“We have begun testing select Staples locations as drop-off points for Amazon returns,” said Amazon spokesperson Lauren Samaha in remarks shared with Retail TouchPoints, adding that Amazon is “always innovating on behalf of our customers and identifying convenient solutions to shop and make returns.”
Back in 2017, Amazon announced a then-unprecedented partnership with Kohl’s to pilot a returns drop-off program — a program that now includes all Kohl’s stores across the country. Since that time Amazon has expanded box-free, label-free return drop-offs to most of its own retail stores — including more than 500 Whole Foods and more than 120 Amazon Go, Amazon Fresh and Amazon Style locations — as well thousands of UPS Stores. Amazon Counter hubs at Rite Aid stores and Amazon Locker+ locations (lockers that are staffed by an Amazon associate) also offer shoppers a range of pickup and return options.

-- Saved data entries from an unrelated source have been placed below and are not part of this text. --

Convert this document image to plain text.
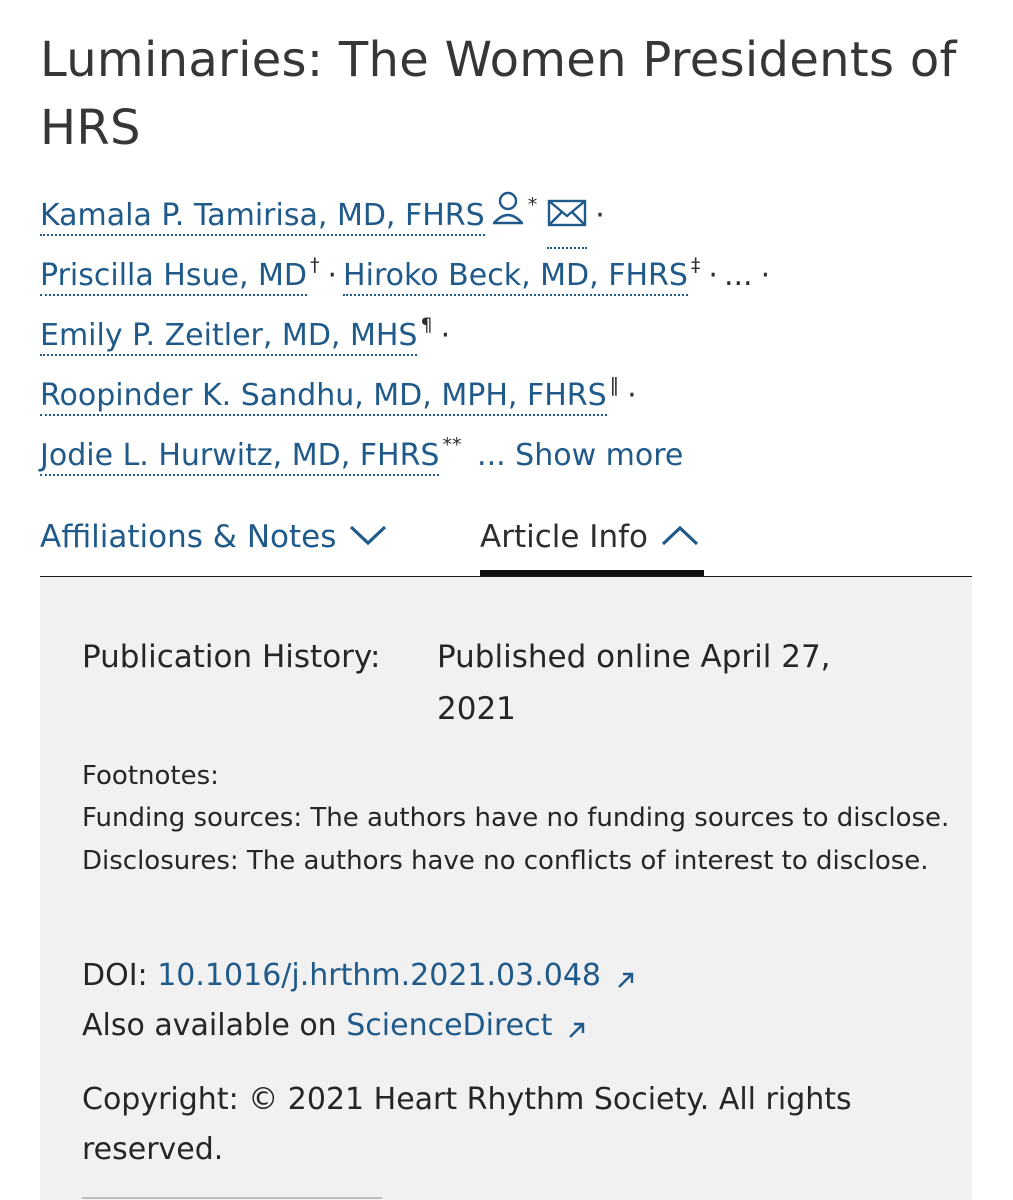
Luminaries: The Women Presidents of HRS
Kamala P. Tamirisa, MD, FHRS * ·
Priscilla Hsue, MD † · Hiroko Beck, MD, FHRS ‡ · ... ·
Emily P. Zeitler, MD, MHS ¶ ·
Roopinder K. Sandhu, MD, MPH, FHRS ‖ ·
Jodie L. Hurwitz, MD, FHRS ** ... Show more
Affiliations & Notes	Article Info
Publication History: Published online April 27, 2021
Footnotes:
Funding sources: The authors have no funding sources to disclose. Disclosures: The authors have no conflicts of interest to disclose.
DOI: 10.1016/j.hrthm.2021.03.048
Also available on ScienceDirect
Copyright: © 2021 Heart Rhythm Society. All rights reserved.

The growing number of partnerships between Amazon and large national chains points to a shifting attitude among legacy retailers toward the ecommerce disruptor. Many traditional retailers spent years trying to fight Amazon’s dominance, including Staples, which went so far as to remove Amazon lockers from its stores and offer a price-match guarantee back in 2013. However, in the more than nine years since, Amazon lockers have made their return to Staples and are once again available at locations across the country.
Far from capitulation, partnerships like the one Staples is now exploring with Amazon reflect a more nuanced approach to today’s omnichannel and omni-brand consumer and retail landscape. After it began accepting Amazon returns, Kohl’s saw a 9% increase in new customers and an 8% bump in revenue, according to Earnest Research.
[Editor’s Note: Staples did not respond to a request for comment by the time of publication.]
[Editor’s Note: This story was updated on Dec. 14 to include mention of that fact that Amazon lockers have returned to Staples stores after the company’s 2013 decision to remove them.]